Bolsorano, Brezilya başkanlık seçimlerinin ilk turunda %42 oy aldı.
İngiltere’de Hint asıllı Rişi Sunak başbakan oldu.
Birbirinden farklı gibi gözüken yukarıdaki başlıklar gerçekte siyaseten bir bütünün parçaları.

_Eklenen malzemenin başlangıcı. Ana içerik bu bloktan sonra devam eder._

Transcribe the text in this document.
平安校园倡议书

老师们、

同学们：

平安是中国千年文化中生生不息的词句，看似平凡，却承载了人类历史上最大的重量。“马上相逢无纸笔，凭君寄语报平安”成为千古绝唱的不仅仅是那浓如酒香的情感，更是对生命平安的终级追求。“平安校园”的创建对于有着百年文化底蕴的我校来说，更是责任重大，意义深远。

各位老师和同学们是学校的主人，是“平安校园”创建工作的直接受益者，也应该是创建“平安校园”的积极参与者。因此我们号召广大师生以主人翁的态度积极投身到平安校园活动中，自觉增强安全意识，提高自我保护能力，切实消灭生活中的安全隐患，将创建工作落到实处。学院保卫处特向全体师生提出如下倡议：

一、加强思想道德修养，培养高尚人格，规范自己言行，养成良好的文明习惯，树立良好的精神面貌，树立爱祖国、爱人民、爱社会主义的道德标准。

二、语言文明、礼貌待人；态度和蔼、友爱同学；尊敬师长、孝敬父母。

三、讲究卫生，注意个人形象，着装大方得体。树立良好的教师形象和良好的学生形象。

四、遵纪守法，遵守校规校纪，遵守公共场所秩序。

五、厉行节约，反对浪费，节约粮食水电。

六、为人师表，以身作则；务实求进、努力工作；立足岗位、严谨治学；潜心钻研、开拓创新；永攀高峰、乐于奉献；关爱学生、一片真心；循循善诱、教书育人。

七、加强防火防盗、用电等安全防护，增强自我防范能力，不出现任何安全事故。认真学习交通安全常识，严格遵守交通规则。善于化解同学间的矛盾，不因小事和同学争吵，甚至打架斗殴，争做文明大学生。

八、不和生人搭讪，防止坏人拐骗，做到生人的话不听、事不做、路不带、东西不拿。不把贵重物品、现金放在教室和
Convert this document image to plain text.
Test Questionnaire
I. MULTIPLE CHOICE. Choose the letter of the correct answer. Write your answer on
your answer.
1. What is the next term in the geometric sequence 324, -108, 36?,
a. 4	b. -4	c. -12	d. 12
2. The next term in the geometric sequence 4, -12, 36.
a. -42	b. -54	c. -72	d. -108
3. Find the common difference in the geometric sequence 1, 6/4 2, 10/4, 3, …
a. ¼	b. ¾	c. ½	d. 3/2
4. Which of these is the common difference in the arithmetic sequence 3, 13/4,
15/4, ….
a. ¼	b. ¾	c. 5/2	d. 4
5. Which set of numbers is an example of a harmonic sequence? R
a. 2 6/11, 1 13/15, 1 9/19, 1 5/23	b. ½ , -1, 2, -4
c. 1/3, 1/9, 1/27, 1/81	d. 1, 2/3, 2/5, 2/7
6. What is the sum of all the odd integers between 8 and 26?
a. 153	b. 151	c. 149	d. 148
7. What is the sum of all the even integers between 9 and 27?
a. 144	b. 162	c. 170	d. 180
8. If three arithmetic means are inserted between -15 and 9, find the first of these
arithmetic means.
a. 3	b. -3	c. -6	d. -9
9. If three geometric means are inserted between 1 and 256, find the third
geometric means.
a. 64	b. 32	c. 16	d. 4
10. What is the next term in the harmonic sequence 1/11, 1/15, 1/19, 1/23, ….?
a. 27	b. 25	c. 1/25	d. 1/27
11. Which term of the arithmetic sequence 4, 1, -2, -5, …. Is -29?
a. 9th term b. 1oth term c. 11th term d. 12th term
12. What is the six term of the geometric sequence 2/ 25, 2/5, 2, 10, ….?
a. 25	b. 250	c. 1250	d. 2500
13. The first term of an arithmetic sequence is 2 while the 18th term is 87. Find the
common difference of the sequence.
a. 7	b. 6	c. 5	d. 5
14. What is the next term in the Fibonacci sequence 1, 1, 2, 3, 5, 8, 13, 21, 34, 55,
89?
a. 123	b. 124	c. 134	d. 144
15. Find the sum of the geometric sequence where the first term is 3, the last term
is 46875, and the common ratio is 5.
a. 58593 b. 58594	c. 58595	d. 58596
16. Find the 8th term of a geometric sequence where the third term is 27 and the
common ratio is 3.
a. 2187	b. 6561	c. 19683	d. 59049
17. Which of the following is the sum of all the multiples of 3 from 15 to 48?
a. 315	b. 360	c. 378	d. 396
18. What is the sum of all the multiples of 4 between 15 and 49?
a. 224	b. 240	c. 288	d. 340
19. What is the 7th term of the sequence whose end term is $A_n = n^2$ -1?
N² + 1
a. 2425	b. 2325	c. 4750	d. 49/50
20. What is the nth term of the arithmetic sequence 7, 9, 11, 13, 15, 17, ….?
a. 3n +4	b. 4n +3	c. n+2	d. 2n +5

Ülkemiz yeni bir genel seçime yelken açarken, Kürt-Türk ayrımı toplumu kutuplaştırıp oy devşirmenin bir manivelası olma özelliğini sürdürüyor.  Muhalefet etnik rüzgarı arkasına almışken, iktidar geri durur mu? O da Kürt kimliği üzerinden “siyasetler” üreterek Diyarbakır’ın yolunu aşındırıyor.
Brezilya’da; Bolsorano’un başkanlığı sırasında-özellikle pandemi döneminde-yaptıkları seçmenlerce değerlendirildiğinde değil %42, %10 alması bile söz konusu olamaz.  Ancak Brezilya halkı muhafazakâr;dine çok bağlı.  Bosorano ve arkasındaki ABD emperyalistleri din faktörünü kullanarak hatırı sayılır ölçüde oy devşirdiler.
Bir zamanlar Hindistan İngiliz sömürgesiydi; İngilizler, iliklerine kadar sömürdükleri bu ülkenin halkına bir çeşit köle muamelesi yaparlardı.  Ne oldu da bir zamanlar hükmettiği topraklarda güneş batmayan mağrur İngiliz, Hint asıllı Rişi Sunak’ın başbakanlığını hazmetti?  Çünkü Rişi Sunak çok zengin, ajans haberlerine göre serveti Kraliyet Ailesi’nin servetinin iki katı.
Özellikle gelişmekte olan ülkelerde emperyalist devletler işbirlikçilerine iktidar yolunu açacak üç kriter öneriyorlar ve uygulatıyorlar: ırkçılık, inanç,güç ve servet.  
2023 seçimlerine giderken iktidarıyla muhalefetiyle tüm kesimler üç kritere olanca güçleriyle yaslanıyorlar.  Bu noktada belirleyici olan seçmenin algı oyununa bir kez daha kanıp kanmayacağıdır.  Vaziyet odur ki, tarih tekerrür edecek.  Ne zaman yönetilenler gerçek kriterler üzerinden karar verirler, o zaman bu aldatmalar da nihayet bulur.